The language of desire is a book designed to spice things up in your relationships. As most of us know, almost every relationship goes through highs and lows. When you first start out, everything is new and shiny and glowing. It’s easy to get things racing and feel like it’s going to last forever. Then familiarity, that onus to every relationship, sets in and both people get comfortable with how things are and routine becomes standard. It’s often this routine that quenches the fires of passion, however. It’s difficult for most people to keep things fresh and exciting. We all know this.
This book explores the idea of using spicy language to get the relationship back on a desired level. I’ve used the book and it did work for me, although it’s important to note that you really need to have an intimate knowledge of your partner before using this type of language with them. It’s easy to generalize about men, but in reality not all men like saucy language. A religious person, for example, might very find these techniques repugnant. In that instance you’re more likely to kill the relationship quickly rather than repair or improve it.
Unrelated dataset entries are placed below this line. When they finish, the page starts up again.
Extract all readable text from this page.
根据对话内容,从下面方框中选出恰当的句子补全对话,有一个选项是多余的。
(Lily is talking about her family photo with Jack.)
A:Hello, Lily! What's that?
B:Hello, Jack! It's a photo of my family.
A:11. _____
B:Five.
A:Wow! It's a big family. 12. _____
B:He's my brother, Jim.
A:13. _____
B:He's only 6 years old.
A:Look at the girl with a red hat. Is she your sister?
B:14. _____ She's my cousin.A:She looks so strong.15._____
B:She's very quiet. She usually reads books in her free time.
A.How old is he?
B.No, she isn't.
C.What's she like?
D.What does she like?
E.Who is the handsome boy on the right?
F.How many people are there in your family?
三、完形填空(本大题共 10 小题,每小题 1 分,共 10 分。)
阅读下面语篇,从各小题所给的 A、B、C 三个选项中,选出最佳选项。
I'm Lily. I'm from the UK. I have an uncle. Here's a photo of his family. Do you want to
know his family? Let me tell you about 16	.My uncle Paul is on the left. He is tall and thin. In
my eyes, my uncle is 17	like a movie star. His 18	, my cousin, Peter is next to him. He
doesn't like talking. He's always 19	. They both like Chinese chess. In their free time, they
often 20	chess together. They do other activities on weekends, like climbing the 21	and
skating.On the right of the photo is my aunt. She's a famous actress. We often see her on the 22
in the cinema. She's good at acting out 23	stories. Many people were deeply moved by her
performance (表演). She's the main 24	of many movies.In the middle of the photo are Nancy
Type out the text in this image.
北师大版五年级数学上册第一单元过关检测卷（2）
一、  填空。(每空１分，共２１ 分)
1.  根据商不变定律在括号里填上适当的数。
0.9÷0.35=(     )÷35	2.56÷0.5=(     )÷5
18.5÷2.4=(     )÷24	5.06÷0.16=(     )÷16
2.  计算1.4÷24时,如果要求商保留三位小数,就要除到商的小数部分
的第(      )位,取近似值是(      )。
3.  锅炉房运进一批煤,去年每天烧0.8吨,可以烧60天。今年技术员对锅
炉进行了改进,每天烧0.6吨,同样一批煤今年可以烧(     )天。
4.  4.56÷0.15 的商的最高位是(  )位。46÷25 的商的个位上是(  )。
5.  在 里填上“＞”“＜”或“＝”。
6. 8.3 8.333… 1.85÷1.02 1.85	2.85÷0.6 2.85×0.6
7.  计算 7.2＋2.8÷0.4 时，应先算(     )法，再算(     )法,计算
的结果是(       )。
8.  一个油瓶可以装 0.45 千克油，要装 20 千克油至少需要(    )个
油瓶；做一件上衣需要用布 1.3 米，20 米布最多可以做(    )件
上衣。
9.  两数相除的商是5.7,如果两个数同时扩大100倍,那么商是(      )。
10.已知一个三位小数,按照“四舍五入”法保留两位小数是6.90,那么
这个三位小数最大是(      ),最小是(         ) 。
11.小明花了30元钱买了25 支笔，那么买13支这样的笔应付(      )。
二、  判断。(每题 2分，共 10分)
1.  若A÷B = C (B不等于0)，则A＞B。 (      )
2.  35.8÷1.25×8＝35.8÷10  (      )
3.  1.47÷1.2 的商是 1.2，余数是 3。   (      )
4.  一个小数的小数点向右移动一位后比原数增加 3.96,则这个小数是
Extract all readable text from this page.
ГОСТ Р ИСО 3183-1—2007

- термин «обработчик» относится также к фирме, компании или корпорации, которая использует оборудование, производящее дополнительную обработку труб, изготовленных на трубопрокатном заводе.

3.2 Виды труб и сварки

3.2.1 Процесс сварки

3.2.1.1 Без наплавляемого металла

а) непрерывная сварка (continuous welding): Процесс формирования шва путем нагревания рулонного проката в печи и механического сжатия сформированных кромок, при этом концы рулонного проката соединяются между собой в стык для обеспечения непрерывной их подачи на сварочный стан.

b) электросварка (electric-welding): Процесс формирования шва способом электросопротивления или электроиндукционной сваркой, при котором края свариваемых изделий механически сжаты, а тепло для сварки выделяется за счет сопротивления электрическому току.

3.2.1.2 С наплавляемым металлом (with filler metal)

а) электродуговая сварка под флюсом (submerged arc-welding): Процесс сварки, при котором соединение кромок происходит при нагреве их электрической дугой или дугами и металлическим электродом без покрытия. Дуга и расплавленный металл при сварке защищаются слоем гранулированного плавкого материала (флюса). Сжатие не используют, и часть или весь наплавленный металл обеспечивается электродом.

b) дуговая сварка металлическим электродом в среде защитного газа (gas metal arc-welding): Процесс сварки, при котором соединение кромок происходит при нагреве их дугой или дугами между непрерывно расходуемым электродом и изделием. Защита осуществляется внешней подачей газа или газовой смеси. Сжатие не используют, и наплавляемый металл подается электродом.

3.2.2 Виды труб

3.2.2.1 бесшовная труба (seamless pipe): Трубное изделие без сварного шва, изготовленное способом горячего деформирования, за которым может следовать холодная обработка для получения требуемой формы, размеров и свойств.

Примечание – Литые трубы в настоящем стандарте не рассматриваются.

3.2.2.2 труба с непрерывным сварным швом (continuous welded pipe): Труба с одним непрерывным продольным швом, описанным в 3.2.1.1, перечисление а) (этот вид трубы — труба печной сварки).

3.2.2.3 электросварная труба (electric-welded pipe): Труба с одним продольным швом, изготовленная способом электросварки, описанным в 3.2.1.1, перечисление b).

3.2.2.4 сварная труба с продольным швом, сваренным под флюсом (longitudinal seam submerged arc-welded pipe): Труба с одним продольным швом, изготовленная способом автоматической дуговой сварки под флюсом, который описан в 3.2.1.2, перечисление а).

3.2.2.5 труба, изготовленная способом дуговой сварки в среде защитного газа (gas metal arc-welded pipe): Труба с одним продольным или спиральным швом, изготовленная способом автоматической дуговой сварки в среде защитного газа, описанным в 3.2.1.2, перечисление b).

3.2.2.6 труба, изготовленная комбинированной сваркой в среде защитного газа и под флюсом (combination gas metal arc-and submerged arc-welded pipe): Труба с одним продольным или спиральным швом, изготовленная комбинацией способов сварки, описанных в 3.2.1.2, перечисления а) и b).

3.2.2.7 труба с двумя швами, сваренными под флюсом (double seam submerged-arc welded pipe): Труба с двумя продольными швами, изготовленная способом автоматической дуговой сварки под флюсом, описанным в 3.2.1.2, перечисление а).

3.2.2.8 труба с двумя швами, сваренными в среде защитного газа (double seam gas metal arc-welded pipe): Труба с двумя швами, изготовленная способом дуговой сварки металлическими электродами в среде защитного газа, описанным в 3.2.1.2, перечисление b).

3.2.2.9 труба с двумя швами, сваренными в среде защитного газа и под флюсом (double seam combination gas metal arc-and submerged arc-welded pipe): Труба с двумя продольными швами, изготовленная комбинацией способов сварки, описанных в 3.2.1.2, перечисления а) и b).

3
In my case, my guy always sort of did like this stuff and I knew it, but I wasn’t willing to explore it fully. Reading the book and giving real thought to what I said and how I said it made a big difference. It also helped that I know what he likes. I wouldn’t have gone into doing this if I had no idea of his quirks and desires. If you know your partner, and think he’d probably like this stuff, he probably will. Use caution and most likely you really will be able to spark something in your relationship using these techniques.